– Framura –
C’ho in testa una canzone.
La canticchio, ribadisco il ritornello, in silenzio, sotto la mascherina, nella mia testa, sparo acuti che ciao.
– Bonassola –
C’ho in testa una canzone, e mica ci faccio caso a quale.
– Levanto –
Merda.
C’ho in testa una canzone e non vorrei ma non c’è verso.
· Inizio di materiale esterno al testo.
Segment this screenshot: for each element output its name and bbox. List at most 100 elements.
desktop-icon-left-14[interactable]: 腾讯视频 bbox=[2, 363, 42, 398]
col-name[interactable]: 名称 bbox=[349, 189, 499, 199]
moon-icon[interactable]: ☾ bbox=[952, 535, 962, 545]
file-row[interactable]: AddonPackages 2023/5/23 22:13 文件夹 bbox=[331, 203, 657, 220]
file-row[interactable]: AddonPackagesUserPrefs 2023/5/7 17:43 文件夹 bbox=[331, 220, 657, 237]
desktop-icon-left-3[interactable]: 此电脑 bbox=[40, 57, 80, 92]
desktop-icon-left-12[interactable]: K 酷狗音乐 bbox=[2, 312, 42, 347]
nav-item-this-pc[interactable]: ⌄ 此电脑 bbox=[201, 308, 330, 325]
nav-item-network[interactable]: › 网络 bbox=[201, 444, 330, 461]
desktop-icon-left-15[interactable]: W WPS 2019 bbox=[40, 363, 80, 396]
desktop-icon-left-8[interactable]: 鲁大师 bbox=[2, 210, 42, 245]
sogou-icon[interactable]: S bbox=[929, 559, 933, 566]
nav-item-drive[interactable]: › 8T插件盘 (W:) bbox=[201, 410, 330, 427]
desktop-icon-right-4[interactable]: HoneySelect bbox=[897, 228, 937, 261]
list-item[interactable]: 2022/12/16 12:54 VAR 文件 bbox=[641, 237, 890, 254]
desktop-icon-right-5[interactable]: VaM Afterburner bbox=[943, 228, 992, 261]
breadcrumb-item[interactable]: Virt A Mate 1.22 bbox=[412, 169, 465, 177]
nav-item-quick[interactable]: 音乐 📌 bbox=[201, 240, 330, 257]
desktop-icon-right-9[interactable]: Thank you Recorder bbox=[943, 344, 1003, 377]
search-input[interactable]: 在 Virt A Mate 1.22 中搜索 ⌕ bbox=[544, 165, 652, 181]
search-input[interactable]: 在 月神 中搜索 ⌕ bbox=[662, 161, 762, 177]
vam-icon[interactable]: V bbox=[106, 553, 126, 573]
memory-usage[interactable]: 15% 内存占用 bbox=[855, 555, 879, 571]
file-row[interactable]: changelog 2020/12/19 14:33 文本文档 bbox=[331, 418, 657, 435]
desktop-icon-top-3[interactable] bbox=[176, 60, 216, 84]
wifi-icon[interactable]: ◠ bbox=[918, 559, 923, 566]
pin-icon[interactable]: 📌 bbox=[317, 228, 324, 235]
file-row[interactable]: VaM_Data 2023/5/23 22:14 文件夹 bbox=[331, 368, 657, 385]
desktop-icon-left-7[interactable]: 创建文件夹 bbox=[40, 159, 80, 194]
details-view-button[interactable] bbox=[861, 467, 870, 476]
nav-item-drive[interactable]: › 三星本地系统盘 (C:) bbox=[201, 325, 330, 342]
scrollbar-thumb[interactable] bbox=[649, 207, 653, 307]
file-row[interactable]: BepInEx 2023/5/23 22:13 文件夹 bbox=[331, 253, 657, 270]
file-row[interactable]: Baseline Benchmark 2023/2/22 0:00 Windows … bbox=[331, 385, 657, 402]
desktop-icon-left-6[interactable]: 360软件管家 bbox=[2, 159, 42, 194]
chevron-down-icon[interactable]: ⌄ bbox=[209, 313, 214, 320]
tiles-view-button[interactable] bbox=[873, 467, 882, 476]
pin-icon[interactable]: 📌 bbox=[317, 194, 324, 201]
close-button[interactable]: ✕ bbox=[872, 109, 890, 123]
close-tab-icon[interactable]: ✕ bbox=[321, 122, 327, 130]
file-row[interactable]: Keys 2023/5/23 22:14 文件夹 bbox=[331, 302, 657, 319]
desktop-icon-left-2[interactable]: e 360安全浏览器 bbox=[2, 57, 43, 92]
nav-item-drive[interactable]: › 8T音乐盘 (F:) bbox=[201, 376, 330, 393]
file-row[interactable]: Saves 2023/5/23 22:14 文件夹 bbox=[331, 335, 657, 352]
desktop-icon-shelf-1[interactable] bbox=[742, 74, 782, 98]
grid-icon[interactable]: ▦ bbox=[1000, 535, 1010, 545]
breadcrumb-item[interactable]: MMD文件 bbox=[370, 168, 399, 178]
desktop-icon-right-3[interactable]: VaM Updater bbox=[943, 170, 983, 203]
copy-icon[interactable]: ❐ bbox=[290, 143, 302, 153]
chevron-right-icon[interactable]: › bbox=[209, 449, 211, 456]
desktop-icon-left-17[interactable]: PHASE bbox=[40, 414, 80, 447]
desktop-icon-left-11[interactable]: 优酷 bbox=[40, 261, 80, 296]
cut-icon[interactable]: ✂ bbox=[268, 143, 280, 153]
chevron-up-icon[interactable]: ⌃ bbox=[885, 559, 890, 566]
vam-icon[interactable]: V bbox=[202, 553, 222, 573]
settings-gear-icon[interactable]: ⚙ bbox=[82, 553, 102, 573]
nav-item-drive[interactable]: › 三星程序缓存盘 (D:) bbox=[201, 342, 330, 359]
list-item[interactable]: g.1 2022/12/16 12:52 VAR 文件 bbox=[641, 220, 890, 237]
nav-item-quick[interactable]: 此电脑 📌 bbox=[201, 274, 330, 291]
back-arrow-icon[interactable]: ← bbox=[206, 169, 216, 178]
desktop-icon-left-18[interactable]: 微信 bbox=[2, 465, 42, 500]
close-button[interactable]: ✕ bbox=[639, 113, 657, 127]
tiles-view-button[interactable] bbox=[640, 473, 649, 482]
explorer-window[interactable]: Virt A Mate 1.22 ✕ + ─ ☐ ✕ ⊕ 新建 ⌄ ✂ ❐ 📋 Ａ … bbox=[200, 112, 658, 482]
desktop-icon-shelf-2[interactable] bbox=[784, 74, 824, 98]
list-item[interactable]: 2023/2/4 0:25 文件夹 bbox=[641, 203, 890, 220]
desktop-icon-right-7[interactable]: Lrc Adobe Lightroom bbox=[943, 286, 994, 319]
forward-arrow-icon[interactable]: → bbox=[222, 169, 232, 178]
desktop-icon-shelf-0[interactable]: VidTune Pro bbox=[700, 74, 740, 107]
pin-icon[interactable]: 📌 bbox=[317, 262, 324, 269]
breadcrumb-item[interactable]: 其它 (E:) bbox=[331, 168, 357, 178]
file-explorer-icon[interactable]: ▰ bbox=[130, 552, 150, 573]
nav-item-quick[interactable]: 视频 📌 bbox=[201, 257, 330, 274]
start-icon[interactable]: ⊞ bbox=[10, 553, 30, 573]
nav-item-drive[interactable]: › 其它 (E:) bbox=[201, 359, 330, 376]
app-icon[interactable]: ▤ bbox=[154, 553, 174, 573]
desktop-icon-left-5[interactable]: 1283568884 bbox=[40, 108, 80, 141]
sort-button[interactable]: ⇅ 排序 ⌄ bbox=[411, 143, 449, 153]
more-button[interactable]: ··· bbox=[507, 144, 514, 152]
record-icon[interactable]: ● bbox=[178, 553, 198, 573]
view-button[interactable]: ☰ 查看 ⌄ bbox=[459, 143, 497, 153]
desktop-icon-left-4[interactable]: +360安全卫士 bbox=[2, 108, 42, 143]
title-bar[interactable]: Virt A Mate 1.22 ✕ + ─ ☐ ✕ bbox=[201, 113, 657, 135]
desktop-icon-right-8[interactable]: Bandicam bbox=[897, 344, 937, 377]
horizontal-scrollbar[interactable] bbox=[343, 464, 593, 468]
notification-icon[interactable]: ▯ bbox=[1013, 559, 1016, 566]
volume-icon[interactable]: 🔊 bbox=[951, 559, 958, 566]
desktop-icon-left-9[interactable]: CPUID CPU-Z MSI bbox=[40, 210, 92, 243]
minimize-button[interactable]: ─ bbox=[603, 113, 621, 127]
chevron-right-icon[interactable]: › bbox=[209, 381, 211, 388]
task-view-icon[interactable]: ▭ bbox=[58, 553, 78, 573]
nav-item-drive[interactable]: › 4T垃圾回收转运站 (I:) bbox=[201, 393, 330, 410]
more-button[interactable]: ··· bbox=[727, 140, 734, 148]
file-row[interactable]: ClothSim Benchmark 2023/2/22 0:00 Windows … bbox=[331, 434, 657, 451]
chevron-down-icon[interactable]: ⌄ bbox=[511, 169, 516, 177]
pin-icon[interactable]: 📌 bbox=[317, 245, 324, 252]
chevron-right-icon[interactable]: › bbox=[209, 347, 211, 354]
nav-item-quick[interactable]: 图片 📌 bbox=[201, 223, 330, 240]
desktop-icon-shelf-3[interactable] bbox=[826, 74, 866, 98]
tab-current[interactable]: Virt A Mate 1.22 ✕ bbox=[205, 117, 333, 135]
Non la copre il rumore del treno, né la musica da discoteca proveniente dal vagone accanto, né le chiacchiere dell’uomo borioso che va a caccia di non so che cazzo di marmi non so dove cazzo,
– Monterosso –
della tizia che vuole andare ad Alassio fortissimo, tanto da ripeterlo al fidanzato decine di volte, che alla fine ci viene fuori un’altra canzone, che però non copre la canzone di prima: “voglio andare ad Alassio – ho trovato un marmo che bla bla bla nel fondo di un fiume – voglio andare ad Alassio – e bla bla bla – voglio andare Alassio”, e sotto sta musica che tunz tunz tunz, ma che poi che minchia c’è ad Alassio?
– Vernazza –
C’ho in testa una canzone e ti ricordi quella volta che
– Corniglia –
era il mio compleanno, eravamo qui, nessuno voleva starci ma era il mio compleanno e
– Manarola –
Possiamo scendere qui e ubriacarci tantissimo?
– Riomaggiore –
Possiamo scendere qui come quando stavo malissimo e ho detto “Dio ti prego dammi un segno qualsiasi” e ho visto quella tipa là che mi ha fatto dire “oh, Dio, certo che ci sai fare quando ti ci metti eh”?
– Spezia –
C’ho in testa una canzone, e non la coprono le birre, né le ore che passano, né il tramonto, né la lava via la doccia, né me la scordo col sonno, sta canzone maledettissima, che se potessi gliela farei cantare altre diecimila volte, nel mio letto, blu come la tristezza.